Anybody who measures precipitation, as I do for the citizen-science group CoCoRaHS, knows that measuring snowfall is hard. It drifts, it compresses over time, there’s only a minor correlation between depth and moisture. So it’s hard to study and understand over the long term.

But it’s worth trying. A recent report from Climate Central (you can read the whole thing here) says that in general, snowfall over the past few decades has been declining on winter’s edges, before December and after March, but in some places the amount of snow falling during the winter is actually increasing because of heavier snowfalls (which often melt away, explaining why winters don’t seem snowier to me).

The Northeast is the only region with two seasons showing increasing amounts of snowfall. During the winter season, more than two-thirds of stations recorded an increase in snow, and the spring shows 17 out of 31 stations recording a longterm increase from 1970 to the 2019. However, in the fall, there was a decrease in snowfall levels at 22 stations. … Separately, warming ocean waters off the coast are also making for favorable conditions for larger and more extreme winter storms, particularly along the East Coast.

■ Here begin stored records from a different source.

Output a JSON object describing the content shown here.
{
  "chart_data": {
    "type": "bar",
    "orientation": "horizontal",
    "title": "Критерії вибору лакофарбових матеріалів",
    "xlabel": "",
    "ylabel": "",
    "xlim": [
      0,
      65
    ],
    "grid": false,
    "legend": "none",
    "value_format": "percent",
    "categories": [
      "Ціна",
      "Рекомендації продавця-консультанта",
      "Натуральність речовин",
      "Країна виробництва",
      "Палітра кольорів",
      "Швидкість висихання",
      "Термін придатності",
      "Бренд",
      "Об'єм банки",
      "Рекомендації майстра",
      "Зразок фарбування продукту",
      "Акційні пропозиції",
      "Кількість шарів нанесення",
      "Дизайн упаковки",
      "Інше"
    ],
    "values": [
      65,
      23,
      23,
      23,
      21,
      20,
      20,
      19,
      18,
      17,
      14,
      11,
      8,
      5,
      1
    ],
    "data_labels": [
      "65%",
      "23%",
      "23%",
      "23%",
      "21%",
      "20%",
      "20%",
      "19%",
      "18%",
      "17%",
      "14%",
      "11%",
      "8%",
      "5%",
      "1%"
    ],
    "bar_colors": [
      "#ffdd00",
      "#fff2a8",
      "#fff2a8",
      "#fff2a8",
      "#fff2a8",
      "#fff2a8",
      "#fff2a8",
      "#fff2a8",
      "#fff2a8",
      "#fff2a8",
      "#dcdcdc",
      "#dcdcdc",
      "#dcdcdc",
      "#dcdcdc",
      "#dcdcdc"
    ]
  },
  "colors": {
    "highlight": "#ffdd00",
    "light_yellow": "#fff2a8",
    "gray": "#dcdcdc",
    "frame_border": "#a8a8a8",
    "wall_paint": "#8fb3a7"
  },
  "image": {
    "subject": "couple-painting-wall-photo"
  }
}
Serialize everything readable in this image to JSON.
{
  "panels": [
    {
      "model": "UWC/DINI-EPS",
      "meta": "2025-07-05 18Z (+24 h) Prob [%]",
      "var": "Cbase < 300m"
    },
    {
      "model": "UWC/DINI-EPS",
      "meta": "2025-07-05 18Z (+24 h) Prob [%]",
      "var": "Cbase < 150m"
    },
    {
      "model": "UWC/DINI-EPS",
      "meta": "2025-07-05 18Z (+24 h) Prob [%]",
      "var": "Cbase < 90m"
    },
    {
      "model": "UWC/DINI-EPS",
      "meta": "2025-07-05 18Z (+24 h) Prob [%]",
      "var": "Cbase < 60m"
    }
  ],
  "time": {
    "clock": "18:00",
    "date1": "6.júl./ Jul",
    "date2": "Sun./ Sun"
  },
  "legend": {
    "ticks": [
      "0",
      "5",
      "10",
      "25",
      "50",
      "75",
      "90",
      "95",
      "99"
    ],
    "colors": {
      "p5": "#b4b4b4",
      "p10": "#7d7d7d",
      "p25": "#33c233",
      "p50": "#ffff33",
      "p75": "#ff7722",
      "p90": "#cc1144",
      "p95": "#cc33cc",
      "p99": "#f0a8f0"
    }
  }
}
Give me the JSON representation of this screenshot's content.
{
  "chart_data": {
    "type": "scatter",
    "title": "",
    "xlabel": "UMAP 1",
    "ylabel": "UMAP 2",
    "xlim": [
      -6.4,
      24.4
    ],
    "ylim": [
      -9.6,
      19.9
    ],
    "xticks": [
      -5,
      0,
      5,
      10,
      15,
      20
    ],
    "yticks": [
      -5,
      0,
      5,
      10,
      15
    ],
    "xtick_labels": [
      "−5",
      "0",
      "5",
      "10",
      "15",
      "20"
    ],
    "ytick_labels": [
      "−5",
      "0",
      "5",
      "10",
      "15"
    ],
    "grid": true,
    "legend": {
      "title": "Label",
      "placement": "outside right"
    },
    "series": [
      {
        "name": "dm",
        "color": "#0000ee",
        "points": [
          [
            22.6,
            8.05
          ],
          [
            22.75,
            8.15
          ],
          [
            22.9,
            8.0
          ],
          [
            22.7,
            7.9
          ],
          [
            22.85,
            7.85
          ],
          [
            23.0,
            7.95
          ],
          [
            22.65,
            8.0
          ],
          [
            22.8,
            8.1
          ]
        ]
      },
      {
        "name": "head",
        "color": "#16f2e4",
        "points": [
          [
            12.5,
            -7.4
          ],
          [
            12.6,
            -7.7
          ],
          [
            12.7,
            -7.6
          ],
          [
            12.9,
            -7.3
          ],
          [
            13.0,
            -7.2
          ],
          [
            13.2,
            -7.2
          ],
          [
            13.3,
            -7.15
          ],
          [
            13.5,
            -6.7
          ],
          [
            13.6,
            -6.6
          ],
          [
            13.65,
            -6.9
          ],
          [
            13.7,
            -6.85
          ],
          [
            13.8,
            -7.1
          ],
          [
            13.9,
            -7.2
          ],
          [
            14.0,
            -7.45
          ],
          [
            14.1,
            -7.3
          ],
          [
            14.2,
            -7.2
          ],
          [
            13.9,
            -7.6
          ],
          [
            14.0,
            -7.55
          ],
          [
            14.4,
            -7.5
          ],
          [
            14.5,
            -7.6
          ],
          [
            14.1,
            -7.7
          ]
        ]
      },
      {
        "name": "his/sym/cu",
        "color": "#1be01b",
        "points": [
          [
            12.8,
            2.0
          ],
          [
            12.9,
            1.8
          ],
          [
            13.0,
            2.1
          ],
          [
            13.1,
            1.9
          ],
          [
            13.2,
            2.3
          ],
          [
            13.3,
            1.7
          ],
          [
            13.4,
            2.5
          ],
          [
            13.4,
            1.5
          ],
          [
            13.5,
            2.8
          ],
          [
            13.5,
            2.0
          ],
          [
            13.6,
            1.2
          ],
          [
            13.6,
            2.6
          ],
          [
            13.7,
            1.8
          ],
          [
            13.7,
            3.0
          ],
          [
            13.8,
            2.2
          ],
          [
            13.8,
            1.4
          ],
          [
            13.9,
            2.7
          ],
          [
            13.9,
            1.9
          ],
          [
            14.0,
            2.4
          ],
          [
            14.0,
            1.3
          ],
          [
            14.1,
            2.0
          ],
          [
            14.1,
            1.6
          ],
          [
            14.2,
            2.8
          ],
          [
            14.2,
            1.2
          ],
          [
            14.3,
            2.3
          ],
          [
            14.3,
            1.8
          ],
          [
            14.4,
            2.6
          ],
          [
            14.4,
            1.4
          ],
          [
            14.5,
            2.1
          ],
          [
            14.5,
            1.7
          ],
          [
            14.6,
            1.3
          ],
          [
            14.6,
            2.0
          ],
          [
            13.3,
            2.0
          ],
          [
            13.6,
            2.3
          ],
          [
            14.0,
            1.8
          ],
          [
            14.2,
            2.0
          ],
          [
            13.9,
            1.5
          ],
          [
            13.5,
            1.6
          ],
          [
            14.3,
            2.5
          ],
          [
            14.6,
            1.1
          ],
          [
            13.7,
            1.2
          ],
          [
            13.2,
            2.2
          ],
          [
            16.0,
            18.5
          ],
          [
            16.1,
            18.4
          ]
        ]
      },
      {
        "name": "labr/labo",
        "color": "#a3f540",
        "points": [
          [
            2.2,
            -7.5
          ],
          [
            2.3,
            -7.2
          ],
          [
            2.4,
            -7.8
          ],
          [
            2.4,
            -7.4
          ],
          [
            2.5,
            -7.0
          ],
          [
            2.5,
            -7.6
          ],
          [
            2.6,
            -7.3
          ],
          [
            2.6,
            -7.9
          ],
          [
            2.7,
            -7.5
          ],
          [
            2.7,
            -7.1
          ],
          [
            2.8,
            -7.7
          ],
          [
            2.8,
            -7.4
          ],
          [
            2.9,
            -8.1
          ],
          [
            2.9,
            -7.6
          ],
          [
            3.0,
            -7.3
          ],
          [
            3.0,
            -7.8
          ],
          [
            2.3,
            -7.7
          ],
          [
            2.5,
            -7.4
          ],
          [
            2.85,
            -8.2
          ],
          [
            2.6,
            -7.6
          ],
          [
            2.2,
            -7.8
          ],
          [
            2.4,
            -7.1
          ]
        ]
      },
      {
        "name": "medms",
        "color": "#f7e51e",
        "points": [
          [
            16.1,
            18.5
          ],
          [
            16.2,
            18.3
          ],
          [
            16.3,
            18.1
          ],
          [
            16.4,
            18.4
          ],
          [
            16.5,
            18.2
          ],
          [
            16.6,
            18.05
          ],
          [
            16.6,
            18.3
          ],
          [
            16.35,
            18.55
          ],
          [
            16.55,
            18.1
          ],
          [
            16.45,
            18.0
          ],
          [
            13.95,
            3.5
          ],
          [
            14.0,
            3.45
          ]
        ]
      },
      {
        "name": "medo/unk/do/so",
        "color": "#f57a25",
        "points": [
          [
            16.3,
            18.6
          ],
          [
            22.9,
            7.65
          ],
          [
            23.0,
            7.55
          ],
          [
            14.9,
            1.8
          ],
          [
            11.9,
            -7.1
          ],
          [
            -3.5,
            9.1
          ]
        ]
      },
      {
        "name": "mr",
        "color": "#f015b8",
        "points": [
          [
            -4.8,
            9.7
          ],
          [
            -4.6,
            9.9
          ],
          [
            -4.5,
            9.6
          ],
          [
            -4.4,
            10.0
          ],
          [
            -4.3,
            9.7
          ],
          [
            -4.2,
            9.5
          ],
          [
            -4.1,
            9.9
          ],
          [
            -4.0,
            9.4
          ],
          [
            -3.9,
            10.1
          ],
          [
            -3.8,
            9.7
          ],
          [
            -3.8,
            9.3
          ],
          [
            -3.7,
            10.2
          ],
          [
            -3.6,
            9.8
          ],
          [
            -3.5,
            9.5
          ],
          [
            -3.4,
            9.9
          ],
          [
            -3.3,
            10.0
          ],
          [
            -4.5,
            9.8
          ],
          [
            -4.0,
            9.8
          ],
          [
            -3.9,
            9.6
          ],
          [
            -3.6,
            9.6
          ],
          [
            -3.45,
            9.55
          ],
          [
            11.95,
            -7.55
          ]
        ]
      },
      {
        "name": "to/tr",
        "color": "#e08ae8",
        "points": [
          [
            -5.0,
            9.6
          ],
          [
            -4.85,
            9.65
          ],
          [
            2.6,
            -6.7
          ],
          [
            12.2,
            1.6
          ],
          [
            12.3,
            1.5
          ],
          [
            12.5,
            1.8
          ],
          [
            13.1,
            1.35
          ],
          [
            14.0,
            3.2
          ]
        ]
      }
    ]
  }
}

The National Oceanic and Atmospheric Administration (NOAA) notes that the eastern two-thirds of the United States experienced about twice as many extreme snowstorms in the second half of the 20th century versus the first half

Sow we’ll have more annoyingly big snowfalls that make it hard to get out of your driveway but they won’t last long enough for us to go skiing on the weekend. Thanks alot, climate change!